A huge amount of international research has taught us that we all need to rethink pain for two reasons. Firstly, pain is always produced by the brain. Think about it; your big toe cannot tell your brain what to do. This would be similar to the tea lady telling the boss of a large company when and how to react (although this might sometimes be preferable!).

Secondly, the pain you experience is based on your brain’s response to a threat. Just like your heart keeps beating without you having to do any thinking, your brain is constantly scrutinising the world around you and asking, “How dangerous is this situation?”

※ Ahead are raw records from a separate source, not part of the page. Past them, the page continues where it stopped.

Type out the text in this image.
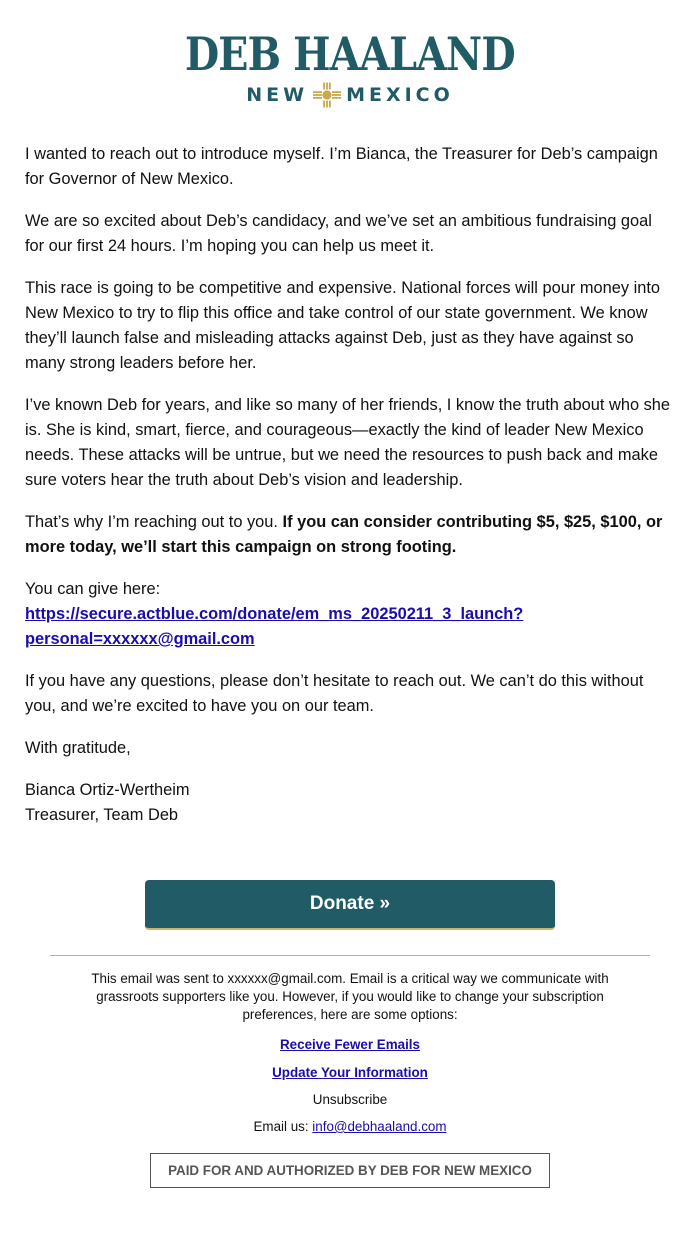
DEB HAALAND
NEW MEXICO

I wanted to reach out to introduce myself. I’m Bianca, the Treasurer for Deb’s campaign for Governor of New Mexico.

We are so excited about Deb’s candidacy, and we’ve set an ambitious fundraising goal for our first 24 hours. I’m hoping you can help us meet it.

This race is going to be competitive and expensive. National forces will pour money into New Mexico to try to flip this office and take control of our state government. We know they’ll launch false and misleading attacks against Deb, just as they have against so many strong leaders before her.

I’ve known Deb for years, and like so many of her friends, I know the truth about who she is. She is kind, smart, fierce, and courageous—exactly the kind of leader New Mexico needs. These attacks will be untrue, but we need the resources to push back and make sure voters hear the truth about Deb’s vision and leadership.

That’s why I’m reaching out to you. If you can consider contributing $5, $25, $100, or more today, we’ll start this campaign on strong footing.

You can give here:
https://secure.actblue.com/donate/em_ms_20250211_3_launch?
personal=xxxxxx@gmail.com

If you have any questions, please don’t hesitate to reach out. We can’t do this without you, and we’re excited to have you on our team.

With gratitude,

Bianca Ortiz-Wertheim
Treasurer, Team Deb

Donate »

This email was sent to xxxxxx@gmail.com. Email is a critical way we communicate with grassroots supporters like you. However, if you would like to change your subscription preferences, here are some options:

Receive Fewer Emails

Update Your Information

Unsubscribe

Email us: info@debhaaland.com

PAID FOR AND AUTHORIZED BY DEB FOR NEW MEXICO
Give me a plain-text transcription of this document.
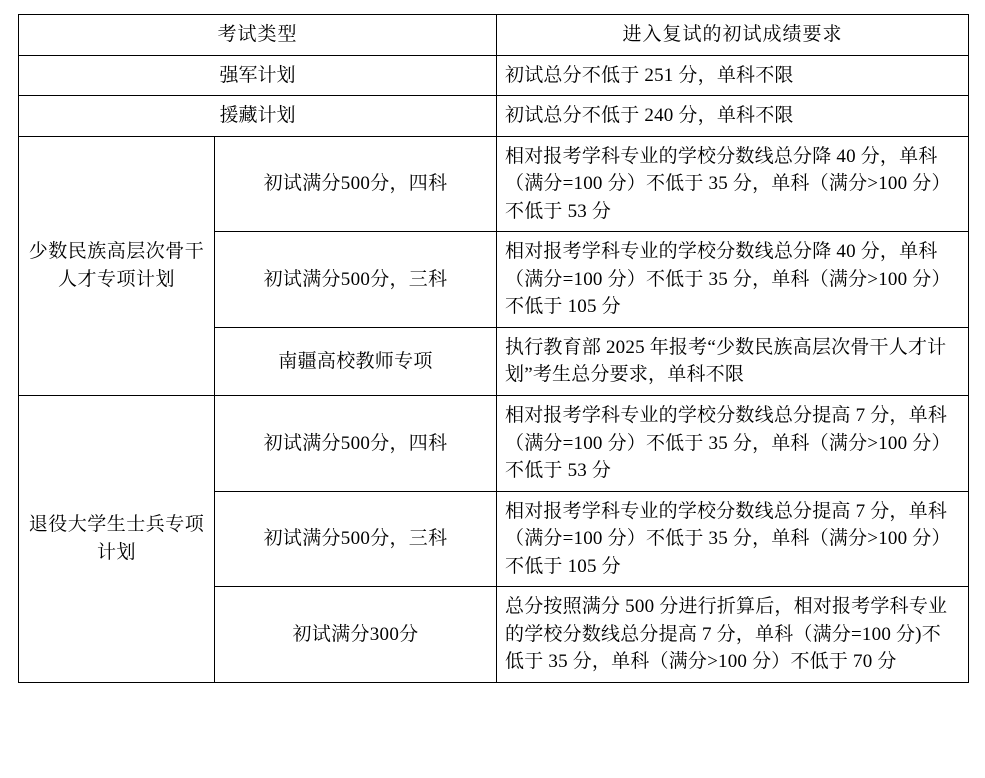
考试类型		进入复试的初试成绩要求
强军计划		初试总分不低于 251 分，单科不限
援藏计划		初试总分不低于 240 分，单科不限
少数民族高层次骨干人才专项计划	初试满分500分，四科	相对报考学科专业的学校分数线总分降 40 分，单科（满分=100 分）不低于 35 分，单科（满分>100 分）不低于 53 分
	初试满分500分，三科	相对报考学科专业的学校分数线总分降 40 分，单科（满分=100 分）不低于 35 分，单科（满分>100 分）不低于 105 分
	南疆高校教师专项	执行教育部 2025 年报考“少数民族高层次骨干人才计划”考生总分要求，单科不限
退役大学生士兵专项计划	初试满分500分，四科	相对报考学科专业的学校分数线总分提高 7 分，单科（满分=100 分）不低于 35 分，单科（满分>100 分）不低于 53 分
	初试满分500分，三科	相对报考学科专业的学校分数线总分提高 7 分，单科（满分=100 分）不低于 35 分，单科（满分>100 分）不低于 105 分
	初试满分300分	总分按照满分 500 分进行折算后，相对报考学科专业的学校分数线总分提高 7 分，单科（满分=100 分)不低于 35 分，单科（满分>100 分）不低于 70 分
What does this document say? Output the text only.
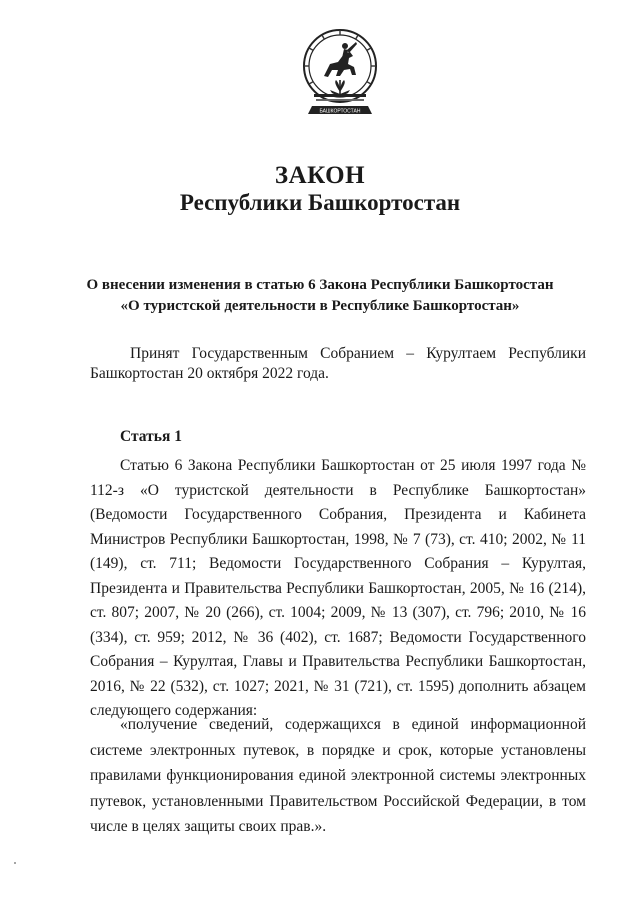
БАШКОРТОСТАН
ЗАКОН
Республики Башкортостан
О внесении изменения в статью 6 Закона Республики Башкортостан
«О туристской деятельности в Республике Башкортостан»

Принят Государственным Собранием – Курултаем Республики Башкортостан 20 октября 2022 года.

Статья 1

Статью 6 Закона Республики Башкортостан от 25 июля 1997 года № 112-з «О туристской деятельности в Республике Башкортостан» (Ведомости Государственного Собрания, Президента и Кабинета Министров Республики Башкортостан, 1998, № 7 (73), ст. 410; 2002, № 11 (149), ст. 711; Ведомости Государственного Собрания – Курултая, Президента и Правительства Республики Башкортостан, 2005, № 16 (214), ст. 807; 2007, № 20 (266), ст. 1004; 2009, № 13 (307), ст. 796; 2010, № 16 (334), ст. 959; 2012, № 36 (402), ст. 1687; Ведомости Государственного Собрания – Курултая, Главы и Правительства Республики Башкортостан, 2016, № 22 (532), ст. 1027; 2021, № 31 (721), ст. 1595) дополнить абзацем следующего содержания:

«получение сведений, содержащихся в единой информационной системе электронных путевок, в порядке и срок, которые установлены правилами функционирования единой электронной системы электронных путевок, установленными Правительством Российской Федерации, в том числе в целях защиты своих прав.».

This is why a sprained ankle would hurt less when there’s a double decker bus heading straight for you! It might also explain why seeing the following poster, with all it’s threatening signs of damage and disease on the waiting room wall might grab your attention.

From our brain’s perspective, threat information trumps all other information!

It has been said that, “Pain is an ideal habitat for worry to flourish”. Unfortunately, without thinking and/or understanding, many healthcare professionals unwittingly increase the brain’s response to threat through the words and images that they use to explain pain.

Here are a few examples. In a study last year, Ben Darlow and his colleagues down in New Zealand found some significant gaps in how clinicians and patients communicate (See Figure

1). It’s clear to see how the worrying words that we use have an enduring impact on a person’s beliefs about the cause of their pain.

So, next time you are sat in that waiting room, keep in mind that, whilst those words and images on the walls are designed to inform you, they might also be worrying and misleading you.


Here at Know Pain we are currently working on a poster that is not only less frightening and more informative, but is also based on up-to-date evidence from international research. Watch this space!


—Darlow, B, Dowell, A, Baxter, G, Mathieson, F, Perry, M, Dean, S. (2013). The enduring impact of what clinicians say to people with low back pain. The Annals of Family Medicine. 11 (6) 527-34.